I was trying to use splunk to filter iostat information on a Linux host, but found that it isn't assigning columns properly when pointing to a RedHat system, but works as expected on Solaris. When passing the Linux output to multikv each disk device is it's own field name.
Data samples
Solaris (works as expected):
Device rReq_PS wReq_PS rKB_PS wKB_PS avgWaitMillis avgSvcMillis bandwUtilPct
sd1 0.0 0.0 0.0 0.0 0.0 0.0 0
sd2 0.0 0.0 0.0 0.0 0.0 0.0 0
sd46 0.0 0.0 0.0 0.0 0.0 0.0 0
ssd24 0.0 0.0 0.0 0.0 0.0 0.0 0
Linux:
Device rReq_PS wReq_PS rKB_PS wKB_PS avgWaitMillis avgSvcMillis bandwUtilPct
sda 0.00 1.98 0.00 0.00 0.50 0.50 0.10
sda1 0.00 0.00 0.00 0.00 0.00 0.00 0.00
sda2 0.00 0.00 0.00 0.00 0.00 0.00 0.00
sda3 0.00 0.00 0.00 0.00 0.00 0.00 0.00
The data looks similar, though the Linux host I'm attempting to look at has many more devices than the Solaris samples I've tried. Anyone know why this could be occurring?
hey, hey! I think I came up with something that works
First, you need to tweak the iostat.sh . Make sure you edit the last 2 lines of the script
$CMD | tee $TEE_DEST | awk "$HEADERIZE $FILTER $FORMAT $PRINTF" header="$HEADER" | while read 'line'; do if [ echo "$line" |wc -w
-gt 1 ]; then echo "$lastline" "$line"; lastline=""; else lastline=$line ; fi; done
echo "Cmd = [$CMD]; | awk '$HEADERIZE $FILTER $FORMAT $PRINTF' header=\"$HEADER\"" >> $TEE_DEST
You need to be careful with the single and double quotes coz otherwise it won't work.
Try the script manually by running it on the shell
Then on Splunk you should be able to multikv all the fields properly now.
PS: make sure you are splunking on Verbose Mode, in order to watch the extracted field names on the left bar
happy splunkin'!
When I run "$splunk_home/etc/apps/unix/bin/iostat.sh > /tmp/iostat.out", and then vi the resulting file, the output for long rows isn't wrapped but is an additional line.

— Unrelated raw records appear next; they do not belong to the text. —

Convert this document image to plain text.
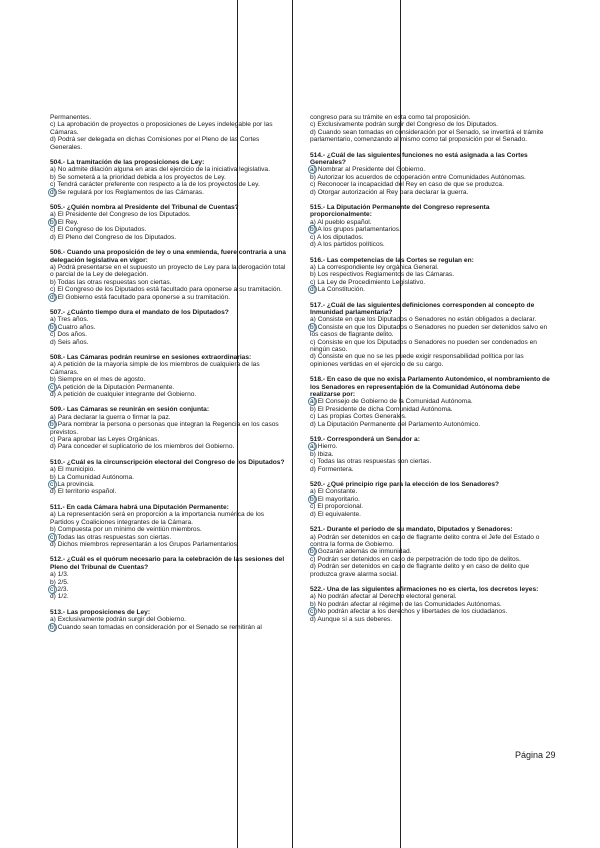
Permanentes.
c) La aprobación de proyectos o proposiciones de Leyes indelegable por las Cámaras.
d) Podrá ser delegada en dichas Comisiones por el Pleno de las Cortes Generales.
504.- La tramitación de las proposiciones de Ley:
a) No admite dilación alguna en aras del ejercicio de la iniciativa legislativa.
b) Se someterá a la prioridad debida a los proyectos de Ley.
c) Tendrá carácter preferente con respecto a la de los proyectos de Ley.
d) Se regulará por los Reglamentos de las Cámaras.
505.- ¿Quién nombra al Presidente del Tribunal de Cuentas?
a) El Presidente del Congreso de los Diputados.
b) El Rey.
c) El Congreso de los Diputados.
d) El Pleno del Congreso de los Diputados.
506.- Cuando una proposición de ley o una enmienda, fuere contraria a una delegación legislativa en vigor:
a) Podrá presentarse en el supuesto un proyecto de Ley para la derogación total o parcial de la Ley de delegación.
b) Todas las otras respuestas son ciertas.
c) El Congreso de los Diputados está facultado para oponerse a su tramitación.
d) El Gobierno está facultado para oponerse a su tramitación.
507.- ¿Cuánto tiempo dura el mandato de los Diputados?
a) Tres años.
b) Cuatro años.
c) Dos años.
d) Seis años.
508.- Las Cámaras podrán reunirse en sesiones extraordinarias:
a) A petición de la mayoría simple de los miembros de cualquiera de las Cámaras.
b) Siempre en el mes de agosto.
c) A petición de la Diputación Permanente.
d) A petición de cualquier integrante del Gobierno.
509.- Las Cámaras se reunirán en sesión conjunta:
a) Para declarar la guerra o firmar la paz.
b) Para nombrar la persona o personas que integran la Regencia en los casos previstos.
c) Para aprobar las Leyes Orgánicas.
d) Para conceder el suplicatorio de los miembros del Gobierno.
510.- ¿Cuál es la circunscripción electoral del Congreso de los Diputados?
a) El municipio.
b) La Comunidad Autónoma.
c) La provincia.
d) El territorio español.
511.- En cada Cámara habrá una Diputación Permanente:
a) La representación será en proporción a la importancia numérica de los Partidos y Coaliciones integrantes de la Cámara.
b) Compuesta por un mínimo de veintiún miembros.
c) Todas las otras respuestas son ciertas.
d) Dichos miembros representarán a los Grupos Parlamentarios.
512.- ¿Cuál es el quórum necesario para la celebración de las sesiones del Pleno del Tribunal de Cuentas?
a) 1/3.
b) 2/5.
c) 2/3.
d) 1/2.
513.- Las proposiciones de Ley:
a) Exclusivamente podrán surgir del Gobierno.
b) Cuando sean tomadas en consideración por el Senado se remitirán al
congreso para su trámite en esta como tal proposición.
c) Exclusivamente podrán surgir del Congreso de los Diputados.
d) Cuando sean tomadas en consideración por el Senado, se invertirá el trámite parlamentario, comenzando al mismo como tal proposición por el Senado.
514.- ¿Cuál de las siguientes funciones no está asignada a las Cortes Generales?
a) Nombrar al Presidente del Gobierno.
b) Autorizar los acuerdos de cooperación entre Comunidades Autónomas.
c) Reconocer la incapacidad del Rey en caso de que se produzca.
d) Otorgar autorización al Rey para declarar la guerra.
515.- La Diputación Permanente del Congreso representa proporcionalmente:
a) Al pueblo español.
b) A los grupos parlamentarios.
c) A los diputados.
d) A los partidos políticos.
516.- Las competencias de las Cortes se regulan en:
a) La correspondiente ley orgánica General.
b) Los respectivos Reglamentos de las Cámaras.
c) La Ley de Procedimiento Legislativo.
d) La Constitución.
517.- ¿Cuál de las siguientes definiciones corresponden al concepto de Inmunidad parlamentaria?
a) Consiste en que los Diputados o Senadores no están obligados a declarar.
b) Consiste en que los Diputados o Senadores no pueden ser detenidos salvo en los casos de flagrante delito.
c) Consiste en que los Diputados o Senadores no pueden ser condenados en ningún caso.
d) Consiste en que no se les puede exigir responsabilidad política por las opiniones vertidas en el ejercicio de su cargo.
518.- En caso de que no exista Parlamento Autonómico, el nombramiento de los Senadores en representación de la Comunidad Autónoma debe realizarse por:
a) El Consejo de Gobierno de la Comunidad Autónoma.
b) El Presidente de dicha Comunidad Autónoma.
c) Las propias Cortes Generales.
d) La Diputación Permanente del Parlamento Autonómico.
519.- Corresponderá un Senador a:
a) Hierro.
b) Ibiza.
c) Todas las otras respuestas son ciertas.
d) Formentera.
520.- ¿Qué principio rige para la elección de los Senadores?
a) El Constante.
b) El mayoritario.
c) El proporcional.
d) El equivalente.
521.- Durante el período de su mandato, Diputados y Senadores:
a) Podrán ser detenidos en caso de flagrante delito contra el Jefe del Estado o contra la forma de Gobierno.
b) Gozarán además de inmunidad.
c) Podrán ser detenidos en caso de perpetración de todo tipo de delitos.
d) Podrán ser detenidos en caso de flagrante delito y en caso de delito que produzca grave alarma social.
522.- Una de las siguientes afirmaciones no es cierta, los decretos leyes:
a) No podrán afectar al Derecho electoral general.
b) No podrán afectar al régimen de las Comunidades Autónomas.
c) No podrán afectar a los derechos y libertades de los ciudadanos.
d) Aunque sí a sus deberes.
Página 29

Other hosts which get their results "fielded" properly have single lines.
Still to find out why this is occurring on only some hosts.
Narrowing down a bit further, iostat.sh on linux executes "iostat -xk 1 2". If I output that to a file, it has several of the rows in multiple lines as well.
Never hurts to post it up here for others to see as well. Even when you eventually may find it's user error.
Mr. Langhorst usually troubleshoots his own issues! Bonus Karma.
Looking around further, it doesn't look to be a Solaris vs. Linux issue, but rather the number of results returned by the iostat command.
The host that's breaking this data, iostat returns 2000+ lines: "iostat 1 1 | wc -l"
I'd also look to see if the whitespace is different between the two. I've seen this before on other things - where one input inserts spaces and the other uses tabs...
I'd want to start by narrowing down the dataset to see if the problem exists with a single Linux event or the set in aggregate somehow.